1993:042 - NEWTONARDS: 1, 2 & 3 Court Sq., Down

NMI Burial Excavation Records

County: Down Site name: NEWTONARDS: 1, 2 & 3 Court Sq.

Sites and Monuments Record No.: N/A Licence number:

Author: Eoin Halpin, A.D.S. Ltd.

Site type: Historic town

Period/Dating: Multi-period

ITM: E 749119m, N 873796m

Latitude, Longitude (decimal degrees): 54.590420, -5.692612

The excavations took place prior to the development of a site located at the junction of Castle St. and Court Sq. and were carried out on behalf of Environment Service, Historic Monuments and Buildings, DoE (NI). The site is roughly rectangular in shape, measuring a maximum of 30m x 13m with its long axis running north-north-east/south-south-west. Two machine cut trenches were examined, the first running perpendicular to the line of Castle St. and the second, running parallel to it.

The excavations showed that there were four main phases.

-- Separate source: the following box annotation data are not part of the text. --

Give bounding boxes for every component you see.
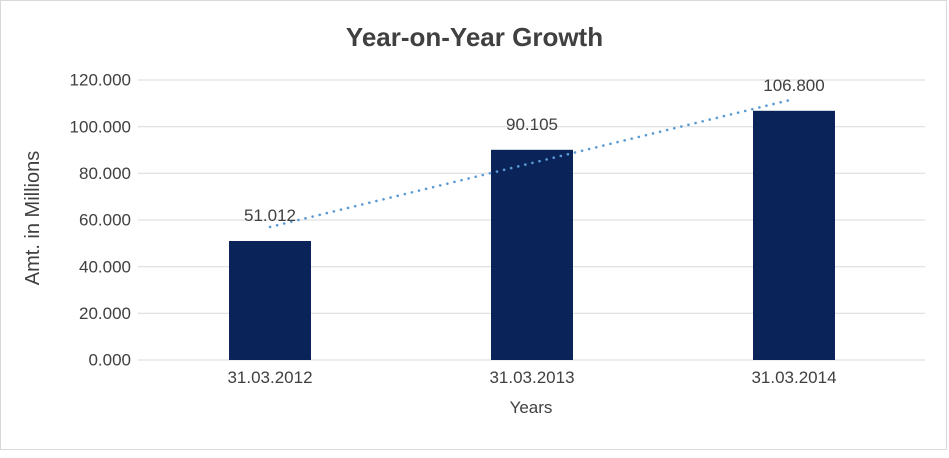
svg-text:31.03.2012: 31.03.2012 bbox=[227, 368, 312, 387]
svg-text:Amt. in Millions: Amt. in Millions bbox=[22, 151, 44, 285]
svg-text:60.000: 60.000 bbox=[79, 211, 131, 230]
svg-text:31.03.2014: 31.03.2014 bbox=[751, 368, 836, 387]
svg-text:106.800: 106.800 bbox=[763, 76, 824, 95]
svg-text:51.012: 51.012 bbox=[244, 206, 296, 225]
svg-text:Years: Years bbox=[510, 398, 553, 417]
svg-text:80.000: 80.000 bbox=[79, 164, 131, 183]
svg-text:20.000: 20.000 bbox=[79, 304, 131, 323]
svg-text:90.105: 90.105 bbox=[506, 115, 558, 134]
svg-text:100.000: 100.000 bbox=[70, 117, 131, 136]
svg-text:31.03.2013: 31.03.2013 bbox=[489, 368, 574, 387]
svg-text:120.000: 120.000 bbox=[70, 71, 131, 90]
svg-text:0.000: 0.000 bbox=[88, 351, 131, 370]
svg-text:40.000: 40.000 bbox=[79, 257, 131, 276]
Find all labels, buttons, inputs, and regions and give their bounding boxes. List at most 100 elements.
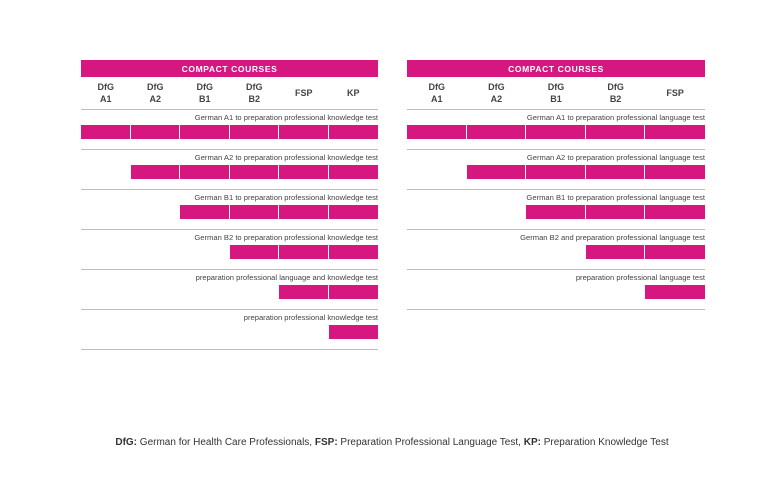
bar-segment — [130, 165, 180, 179]
bar-segment — [328, 165, 378, 179]
bar-segment — [180, 125, 230, 139]
empty-segment — [81, 245, 131, 259]
course-bar — [407, 165, 705, 179]
bar-segment — [407, 125, 467, 139]
bar-segment — [645, 125, 705, 139]
column-header: FSP — [294, 88, 313, 98]
course-label: preparation professional knowledge test — [243, 313, 378, 322]
footnote-dfg-key: DfG: — [115, 437, 138, 448]
bar-segment — [585, 205, 646, 219]
course-row: German B2 and preparation professional l… — [407, 230, 705, 270]
empty-segment — [407, 165, 467, 179]
column-header: KP — [346, 88, 360, 98]
empty-segment — [407, 205, 467, 219]
course-label: preparation professional language and kn… — [195, 273, 378, 282]
footnote-fsp-text: Preparation Professional Language Test, — [337, 437, 524, 448]
bar-segment — [279, 205, 329, 219]
empty-segment — [526, 245, 586, 259]
course-label: German A1 to preparation professional kn… — [194, 113, 378, 122]
bar-segment — [585, 245, 646, 259]
compact-courses-table-knowledge-test: COMPACT COURSES DfG A1 DfG A2 DfG B1 DfG B2… — [81, 60, 378, 350]
empty-segment — [230, 325, 280, 339]
course-row: German B1 to preparation professional kn… — [81, 190, 378, 230]
course-row: preparation professional language and kn… — [81, 270, 378, 310]
bar-segment — [526, 125, 586, 139]
course-label: German A2 to preparation professional kn… — [194, 153, 378, 162]
bar-segment — [526, 165, 586, 179]
course-label: German B1 to preparation professional la… — [526, 193, 705, 202]
bar-segment — [328, 205, 378, 219]
course-row: German A1 to preparation professional la… — [407, 110, 705, 150]
bar-segment — [229, 245, 279, 259]
course-rows: German A1 to preparation professional la… — [407, 110, 705, 310]
bar-segment — [466, 165, 527, 179]
empty-segment — [81, 285, 131, 299]
empty-segment — [81, 165, 131, 179]
compact-courses-table-language-test: COMPACT COURSES DfG A1 DfG A2 DfG B1 DfG B2… — [407, 60, 705, 310]
course-row: preparation professional language test — [407, 270, 705, 310]
column-header: DfG A1 — [97, 82, 115, 104]
bar-segment — [81, 125, 131, 139]
empty-segment — [407, 245, 467, 259]
bar-segment — [585, 125, 646, 139]
course-bar — [81, 125, 378, 139]
course-label: German B2 to preparation professional kn… — [194, 233, 378, 242]
bar-segment — [328, 285, 378, 299]
bar-segment — [130, 125, 180, 139]
course-row: German A2 to preparation professional kn… — [81, 150, 378, 190]
course-row: German B2 to preparation professional kn… — [81, 230, 378, 270]
empty-segment — [131, 285, 181, 299]
bar-segment — [526, 205, 586, 219]
empty-segment — [180, 245, 230, 259]
column-headers: DfG A1 DfG A2 DfG B1 DfG B2 FSP KP — [81, 77, 378, 110]
column-header: DfG A1 — [428, 82, 446, 104]
empty-segment — [131, 205, 181, 219]
column-header: DfG A2 — [147, 82, 164, 104]
bar-segment — [585, 165, 646, 179]
course-bar — [407, 125, 705, 139]
course-rows: German A1 to preparation professional kn… — [81, 110, 378, 350]
bar-segment — [328, 125, 378, 139]
table-title: COMPACT COURSES — [407, 60, 705, 77]
bar-segment — [466, 125, 527, 139]
column-header: FSP — [666, 88, 684, 98]
bar-segment — [279, 125, 329, 139]
course-bar — [81, 285, 378, 299]
empty-segment — [131, 325, 181, 339]
course-row: preparation professional knowledge test — [81, 310, 378, 350]
bar-segment — [229, 205, 279, 219]
course-bar — [407, 205, 705, 219]
bar-segment — [645, 285, 705, 299]
column-header: DfG B2 — [607, 82, 624, 104]
course-label: German B2 and preparation professional l… — [520, 233, 705, 242]
footnote-kp-text: Preparation Knowledge Test — [540, 437, 669, 448]
legend-footnote: DfG: German for Health Care Professional… — [0, 437, 784, 448]
course-row: German B1 to preparation professional la… — [407, 190, 705, 230]
empty-segment — [230, 285, 280, 299]
footnote-dfg-text: German for Health Care Professionals, — [137, 437, 315, 448]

Firstly there were slight traces of what can very loosely be described as pre-Plantation activity, which were overlain by the first landscaping episode in the town, that carried out by Sir Hugh Montgomery around 1650 and represented by the deposition of a thick layer of sandy silts and the construction of cobbled areas in the old foreshore area. There then followed a second phase of landscaping and associated building construction, this time by the Londonderry family, who were responsible for the deposition of the grey soils, the construction of house walls and finally a phase of 19th-century refurbishment, when large quantities of gravel were deposited in the houses in order to raise the floor levels. Therefore, although little of medieval date was uncovered or indeed any direct evidence for Plantation settlement, the sequence of events revealed in the sections clearly reflects the written histories of the town. However, what may be more important is the fact that due to the nature of the development of Newtownards, that is, the redeposition of large quantities of soil over extensive areas of the town, the earlier deposits may simply have been buried, and due to the extensive overburden, may have escaped destruction by later development.